En cuanto a privatizaciones, el Gobierno planea avanzar con ocho compañías: Enarsa, Nucleoeléctrica, Yacimientos Carboníferos Río Turbio, Intercargo, AySA, Trenes Argentinos, Belgrano Cargas y Corredores Viales.

En el caso de Corredores Viales, se busca transferir a gestión privada los 10.000 km de rutas “rentables”, por donde circula el 80 % del tránsito vehicular. Incluso se menciona un valor de peaje de US$ 3,5 cada 100 km, lo que, según el mercado constructor, haría atractivos algunos de los corredores licitados. El Gobierno pretende adjudicar el Corredor del Mercosur (Zárate – Rosario – Paso de los Libres) antes de fin de año. El resto dependerá del interés que muestren los potenciales inversores.

Respecto de los restantes 30.000 km de rutas nacionales, nada se sabe; así que se infiere que el lema para los usuarios será “que Dios te proteja” y, para el sector agropecuario, “ponete las pantaneras”.

En el capítulo de empresas, la primera privatización de la era Milei sería AySA, para lo cual habría tres grupos interesados, todos ellos con experiencia en el sector de servicios públicos y “especialistas en mercados regulados”.

El interés por los activos argentinos parece radicar en su bajo valor, en comparación con Chile, Brasil o países del G7, donde el precio de una empresa se ubica entre 7 y 10 veces el EBITDA, mientras que localmente ese múltiplo ronda las 5 veces. Según analistas en M&A, los inmuebles, los campos y las empresas están a valores muy accesibles si se compran para mantenerlos a largo plazo; aunque, con un riesgo país de 700 puntos, todavía falta mucho para considerar a la Argentina como una economía normal.

Sin embargo, las mismas fuentes señalan que hoy, al menos, las empresas tienen un precio definido luego de más de un lustro y que, además, existe libertad para el movimiento de divisas. Esto ha motivado que varias multinacionales hayan decidido retirarse tras años “esperando en las gateras”.

Esta salida de multinacionales se ha notado con mayor fuerza en Vaca Muerta, donde los inversores locales han incrementado su participación, siendo hoy mayoritarios en concesiones y producción no convencional. Al respecto, algunos analistas financieros evalúan si las empresas argentinas tendrán capacidad para obtener el financiamiento necesario para el desarrollo de Vaca Muerta, estimado en US$ 10.000 millones anuales para alcanzar exportaciones por US$ 30.000 millones anuales a comienzos de la próxima década.
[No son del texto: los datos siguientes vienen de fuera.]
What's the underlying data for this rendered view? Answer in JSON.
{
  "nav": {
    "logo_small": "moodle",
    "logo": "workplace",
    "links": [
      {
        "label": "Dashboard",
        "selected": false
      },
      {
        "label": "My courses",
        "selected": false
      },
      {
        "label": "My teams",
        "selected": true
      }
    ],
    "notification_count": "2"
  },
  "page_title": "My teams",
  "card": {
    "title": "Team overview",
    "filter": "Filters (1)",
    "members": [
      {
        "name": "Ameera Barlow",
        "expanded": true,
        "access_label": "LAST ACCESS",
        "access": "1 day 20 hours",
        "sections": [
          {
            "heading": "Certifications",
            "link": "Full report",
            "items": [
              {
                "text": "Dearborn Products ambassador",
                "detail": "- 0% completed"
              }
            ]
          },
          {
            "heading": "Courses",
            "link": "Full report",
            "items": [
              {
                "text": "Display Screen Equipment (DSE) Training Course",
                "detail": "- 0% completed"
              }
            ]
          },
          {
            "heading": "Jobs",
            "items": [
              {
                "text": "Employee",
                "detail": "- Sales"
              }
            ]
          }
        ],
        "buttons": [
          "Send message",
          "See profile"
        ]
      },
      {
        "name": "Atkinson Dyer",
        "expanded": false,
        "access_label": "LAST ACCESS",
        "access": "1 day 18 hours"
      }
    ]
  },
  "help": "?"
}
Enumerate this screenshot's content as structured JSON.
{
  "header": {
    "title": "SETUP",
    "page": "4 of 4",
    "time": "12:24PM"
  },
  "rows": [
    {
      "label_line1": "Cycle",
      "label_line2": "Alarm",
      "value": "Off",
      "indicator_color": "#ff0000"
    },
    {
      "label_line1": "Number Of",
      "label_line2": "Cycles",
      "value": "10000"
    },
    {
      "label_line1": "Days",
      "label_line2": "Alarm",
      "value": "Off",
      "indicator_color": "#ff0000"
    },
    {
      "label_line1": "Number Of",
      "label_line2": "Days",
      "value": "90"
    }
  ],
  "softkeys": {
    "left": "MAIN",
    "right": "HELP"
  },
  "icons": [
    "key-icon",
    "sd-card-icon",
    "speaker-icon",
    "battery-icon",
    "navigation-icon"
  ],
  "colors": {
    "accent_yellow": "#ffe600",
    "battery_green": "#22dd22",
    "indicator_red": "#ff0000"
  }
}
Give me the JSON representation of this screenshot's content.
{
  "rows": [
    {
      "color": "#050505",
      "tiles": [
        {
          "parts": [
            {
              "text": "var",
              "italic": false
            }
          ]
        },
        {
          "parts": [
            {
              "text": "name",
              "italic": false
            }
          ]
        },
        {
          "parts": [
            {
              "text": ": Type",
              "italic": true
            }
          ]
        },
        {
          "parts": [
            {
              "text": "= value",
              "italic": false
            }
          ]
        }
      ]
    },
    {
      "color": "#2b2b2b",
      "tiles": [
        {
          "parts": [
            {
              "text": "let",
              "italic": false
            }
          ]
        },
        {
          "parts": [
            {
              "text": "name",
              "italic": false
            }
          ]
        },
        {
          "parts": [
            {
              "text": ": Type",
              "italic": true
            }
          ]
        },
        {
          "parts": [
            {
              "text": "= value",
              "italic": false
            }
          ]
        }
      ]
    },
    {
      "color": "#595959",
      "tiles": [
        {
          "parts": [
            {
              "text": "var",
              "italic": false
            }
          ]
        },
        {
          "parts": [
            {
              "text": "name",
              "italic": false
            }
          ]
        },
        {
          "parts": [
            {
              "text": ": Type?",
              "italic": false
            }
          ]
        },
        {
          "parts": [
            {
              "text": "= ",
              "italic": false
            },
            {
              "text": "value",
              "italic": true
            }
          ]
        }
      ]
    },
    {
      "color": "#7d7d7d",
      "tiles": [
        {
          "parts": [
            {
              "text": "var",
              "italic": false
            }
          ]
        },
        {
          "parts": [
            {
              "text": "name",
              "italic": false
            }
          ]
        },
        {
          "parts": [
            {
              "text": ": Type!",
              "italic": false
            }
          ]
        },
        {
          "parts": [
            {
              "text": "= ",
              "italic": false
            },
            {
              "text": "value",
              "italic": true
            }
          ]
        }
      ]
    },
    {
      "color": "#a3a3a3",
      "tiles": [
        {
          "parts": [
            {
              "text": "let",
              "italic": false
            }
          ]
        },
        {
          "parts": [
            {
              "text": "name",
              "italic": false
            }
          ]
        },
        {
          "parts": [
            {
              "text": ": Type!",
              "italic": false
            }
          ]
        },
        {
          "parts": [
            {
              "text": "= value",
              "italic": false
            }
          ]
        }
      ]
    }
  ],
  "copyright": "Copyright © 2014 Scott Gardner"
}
El desafío no radica en el potencial ni en la competitividad de Vaca Muerta, ni tampoco en las competencias de los operadores, que han logrado lifting costsde 7 a 8 US$/barril e incluso un yacimiento con costos de 5 US$/barril. La inquietud es que el financiamiento se convierta en el bottleneck, dado que la Argentina mantiene un riesgo país de 700 puntos y nadie proyecta valores inferiores a 300 en varios años, todavía lejos del rango de 100 a 200 puntos en el que operan los países vecinos.

El tiempo dirá y, en el corto plazo, los votos definirán el “riesgo político” y, posiblemente, la capacidad de encarar las cuestiones de fondo que permitan superar este umbral de 700 puntos en el que nos hemos quedado empantanados.